23.-Hasta aquí lo ya manifestado en resoluciones anteriores similares al caso que ocupa ahora a la Sala, lo que conlleva a la inadmisión del motivo, por cuanto que, si bien es cierto que los contratos sólo tienen efecto entre las partes que lo firmaron ( arts. 1254 y 2157 Cc ), en determinadas circunstancias, entre ellas las del litigio presente, pueden tener efectos frente a terceros por existencia de mandato y protección de la apariencia jurídica, precisamente en lo que se ampara el actor en el acto de interrogatorio de partes ( arts. 1257 y 1259 Cc ). En cuanto al tercer y último motivo de recurso, debe desestimarse la alegación de cosa juzgada, puesto que, como es de ver en el documento nº 8 de contestación ( Sentencia 88/2010, de 7 de junio , de esta sección), en ella se dilucidaban peticiones de cumplimiento (no de resolución) por otros compradores que no son el contratante hoy actor.
24.-Por todo lo cual, deberá ser desestimado el recurso, con imposición de costas al recurrente ( art. 398 LEC ).
Vistos los preceptos legales citados, y demás de general y pertinente aplicación, en atención a lo expuesto,
Fallo
Que con DESESTIMACIÓN del recurso de apelacióndeducido contra la Sentencia 129/2013, de 11 de septiembre, dictada por la Ilma. Sra. Magistrada-Jueza del Juzgado de Primera Instancia nº 1 de Vera en autos de Juicio Ordinario 92/2011 del que deriva la presente alzada,
1.-CONFIRMAMOS la expresada resolución.
2.-Con imposición de costas al recurrente.

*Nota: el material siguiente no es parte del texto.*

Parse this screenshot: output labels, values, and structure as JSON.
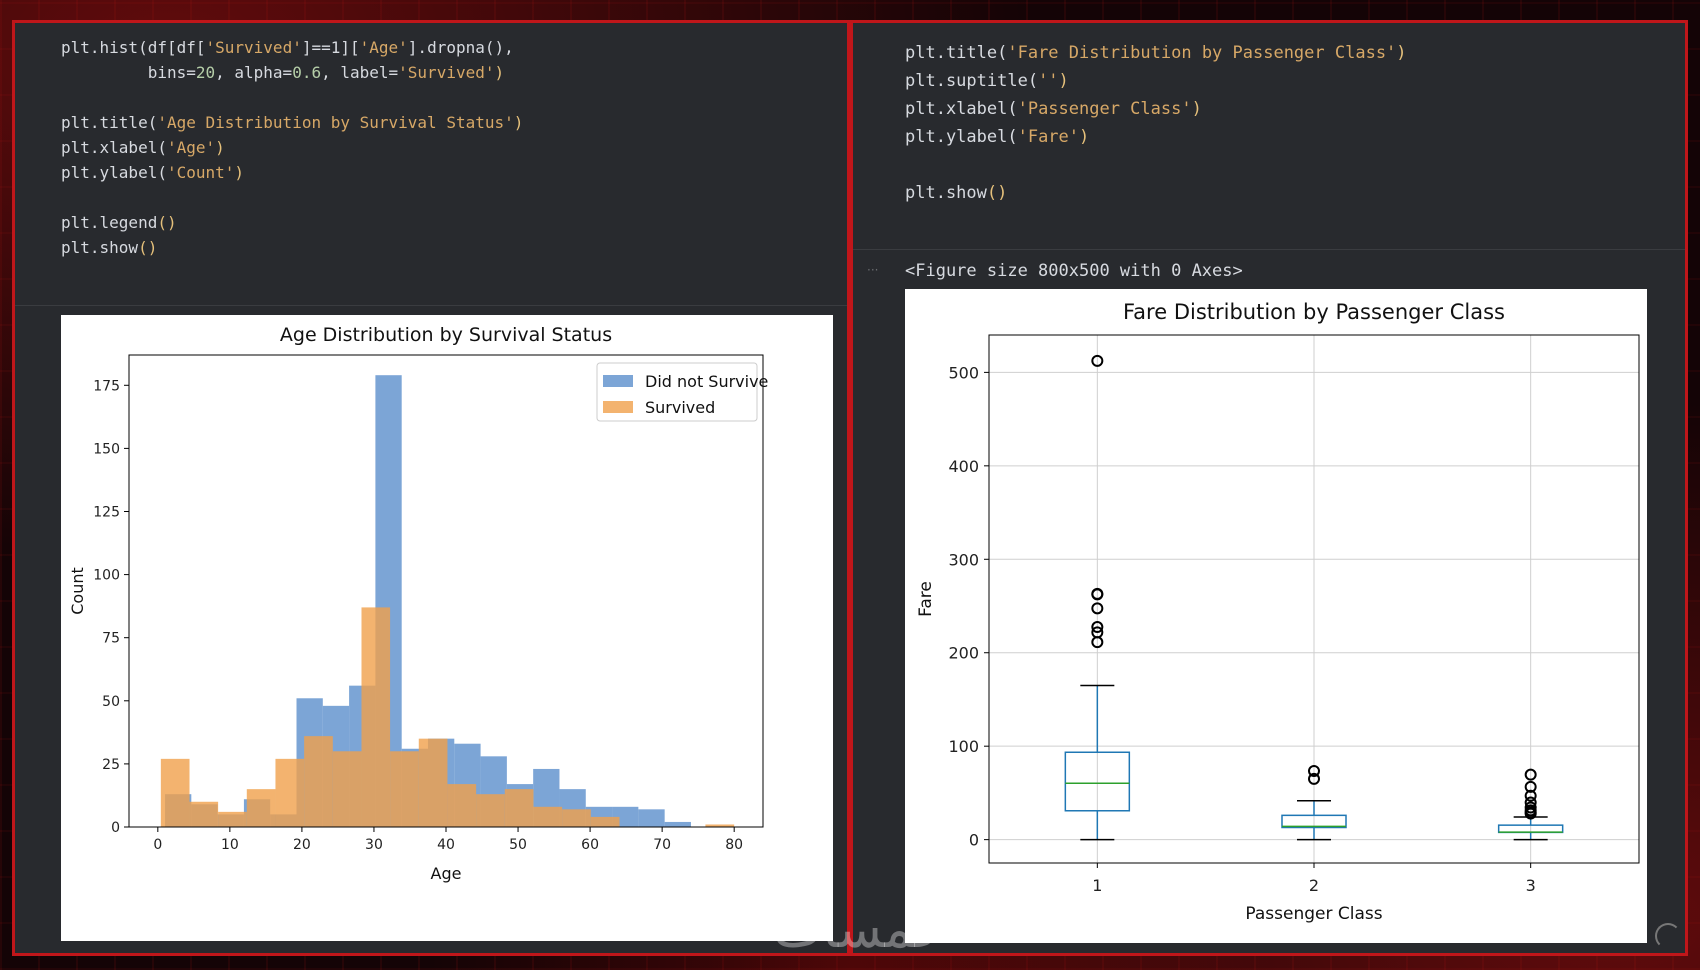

Devuélvanse los autos originales al Juzgado de procedencia acompañados de certificación literal de la presente resolución a efectos de ejecución y cumplimiento.

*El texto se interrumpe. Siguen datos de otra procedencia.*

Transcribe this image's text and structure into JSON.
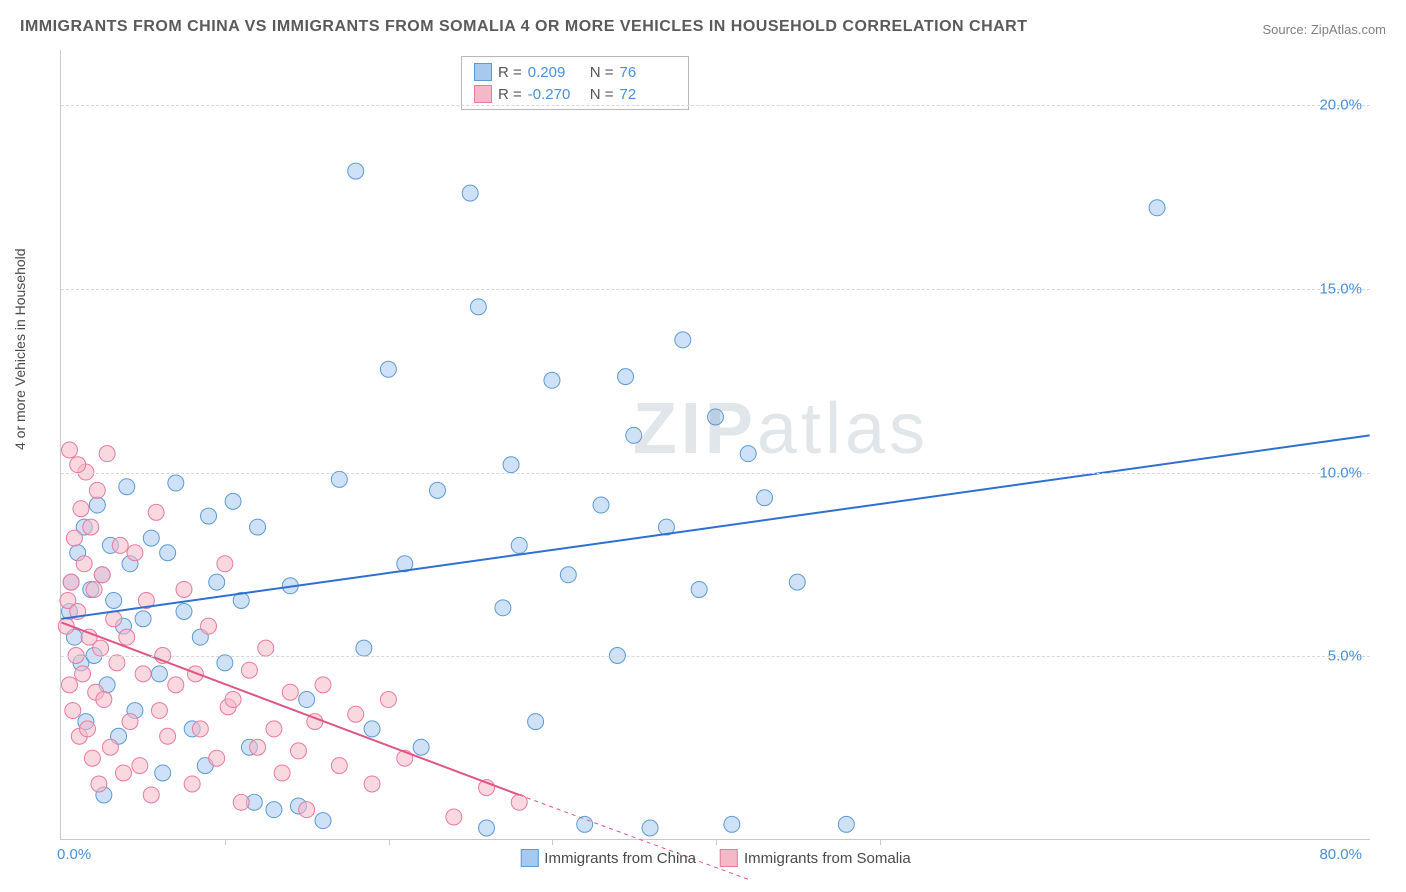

La recurrente ha perdido el depósito en su día constituido, dándosele el destino a que se refiere el la disposición adicional decimoquinta de la Ley Orgánica del Poder Judicial , añadida por la Ley Orgánica 1/2009, de 3 de noviembre.

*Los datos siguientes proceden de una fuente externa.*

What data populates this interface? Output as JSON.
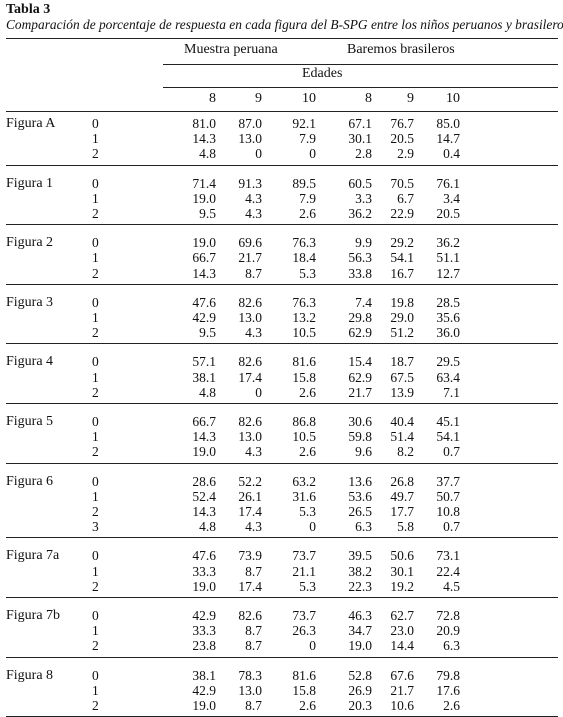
{
  "title": "Tabla 3",
  "caption": "Comparación de porcentaje de respuesta en cada figura del B-SPG entre los niños peruanos y brasileros",
  "headers": {
    "group_peru": "Muestra peruana",
    "group_brazil": "Baremos brasileros",
    "ages_label": "Edades",
    "ages": [
      "8",
      "9",
      "10",
      "8",
      "9",
      "10"
    ]
  },
  "groups": [
    {
      "name": "Figura A",
      "rows": [
        [
          "0",
          "81.0",
          "87.0",
          "92.1",
          "67.1",
          "76.7",
          "85.0"
        ],
        [
          "1",
          "14.3",
          "13.0",
          "7.9",
          "30.1",
          "20.5",
          "14.7"
        ],
        [
          "2",
          "4.8",
          "0",
          "0",
          "2.8",
          "2.9",
          "0.4"
        ]
      ]
    },
    {
      "name": "Figura 1",
      "rows": [
        [
          "0",
          "71.4",
          "91.3",
          "89.5",
          "60.5",
          "70.5",
          "76.1"
        ],
        [
          "1",
          "19.0",
          "4.3",
          "7.9",
          "3.3",
          "6.7",
          "3.4"
        ],
        [
          "2",
          "9.5",
          "4.3",
          "2.6",
          "36.2",
          "22.9",
          "20.5"
        ]
      ]
    },
    {
      "name": "Figura 2",
      "rows": [
        [
          "0",
          "19.0",
          "69.6",
          "76.3",
          "9.9",
          "29.2",
          "36.2"
        ],
        [
          "1",
          "66.7",
          "21.7",
          "18.4",
          "56.3",
          "54.1",
          "51.1"
        ],
        [
          "2",
          "14.3",
          "8.7",
          "5.3",
          "33.8",
          "16.7",
          "12.7"
        ]
      ]
    },
    {
      "name": "Figura 3",
      "rows": [
        [
          "0",
          "47.6",
          "82.6",
          "76.3",
          "7.4",
          "19.8",
          "28.5"
        ],
        [
          "1",
          "42.9",
          "13.0",
          "13.2",
          "29.8",
          "29.0",
          "35.6"
        ],
        [
          "2",
          "9.5",
          "4.3",
          "10.5",
          "62.9",
          "51.2",
          "36.0"
        ]
      ]
    },
    {
      "name": "Figura 4",
      "rows": [
        [
          "0",
          "57.1",
          "82.6",
          "81.6",
          "15.4",
          "18.7",
          "29.5"
        ],
        [
          "1",
          "38.1",
          "17.4",
          "15.8",
          "62.9",
          "67.5",
          "63.4"
        ],
        [
          "2",
          "4.8",
          "0",
          "2.6",
          "21.7",
          "13.9",
          "7.1"
        ]
      ]
    },
    {
      "name": "Figura 5",
      "rows": [
        [
          "0",
          "66.7",
          "82.6",
          "86.8",
          "30.6",
          "40.4",
          "45.1"
        ],
        [
          "1",
          "14.3",
          "13.0",
          "10.5",
          "59.8",
          "51.4",
          "54.1"
        ],
        [
          "2",
          "19.0",
          "4.3",
          "2.6",
          "9.6",
          "8.2",
          "0.7"
        ]
      ]
    },
    {
      "name": "Figura 6",
      "rows": [
        [
          "0",
          "28.6",
          "52.2",
          "63.2",
          "13.6",
          "26.8",
          "37.7"
        ],
        [
          "1",
          "52.4",
          "26.1",
          "31.6",
          "53.6",
          "49.7",
          "50.7"
        ],
        [
          "2",
          "14.3",
          "17.4",
          "5.3",
          "26.5",
          "17.7",
          "10.8"
        ],
        [
          "3",
          "4.8",
          "4.3",
          "0",
          "6.3",
          "5.8",
          "0.7"
        ]
      ]
    },
    {
      "name": "Figura 7a",
      "rows": [
        [
          "0",
          "47.6",
          "73.9",
          "73.7",
          "39.5",
          "50.6",
          "73.1"
        ],
        [
          "1",
          "33.3",
          "8.7",
          "21.1",
          "38.2",
          "30.1",
          "22.4"
        ],
        [
          "2",
          "19.0",
          "17.4",
          "5.3",
          "22.3",
          "19.2",
          "4.5"
        ]
      ]
    },
    {
      "name": "Figura 7b",
      "rows": [
        [
          "0",
          "42.9",
          "82.6",
          "73.7",
          "46.3",
          "62.7",
          "72.8"
        ],
        [
          "1",
          "33.3",
          "8.7",
          "26.3",
          "34.7",
          "23.0",
          "20.9"
        ],
        [
          "2",
          "23.8",
          "8.7",
          "0",
          "19.0",
          "14.4",
          "6.3"
        ]
      ]
    },
    {
      "name": "Figura 8",
      "rows": [
        [
          "0",
          "38.1",
          "78.3",
          "81.6",
          "52.8",
          "67.6",
          "79.8"
        ],
        [
          "1",
          "42.9",
          "13.0",
          "15.8",
          "26.9",
          "21.7",
          "17.6"
        ],
        [
          "2",
          "19.0",
          "8.7",
          "2.6",
          "20.3",
          "10.6",
          "2.6"
        ]
      ]
    }
  ]
}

Notifíquese a las partes, haciéndoles saber que contra esta sentencia, que es firme, no cabe interponer recurso alguno.
Así por esta Nuestra Sentencia, definitivamente juzgando, lo pronunciamos, mandamos y firmamos.
PUBLICACIÓN.-Leída y publicada que fue la anterior sentencia por el Iltmo. Sr. Magistrado Ponente que la firma, estando celebrando Audiencia Pública el mismo día de su fecha, de todo lo cual doy fe.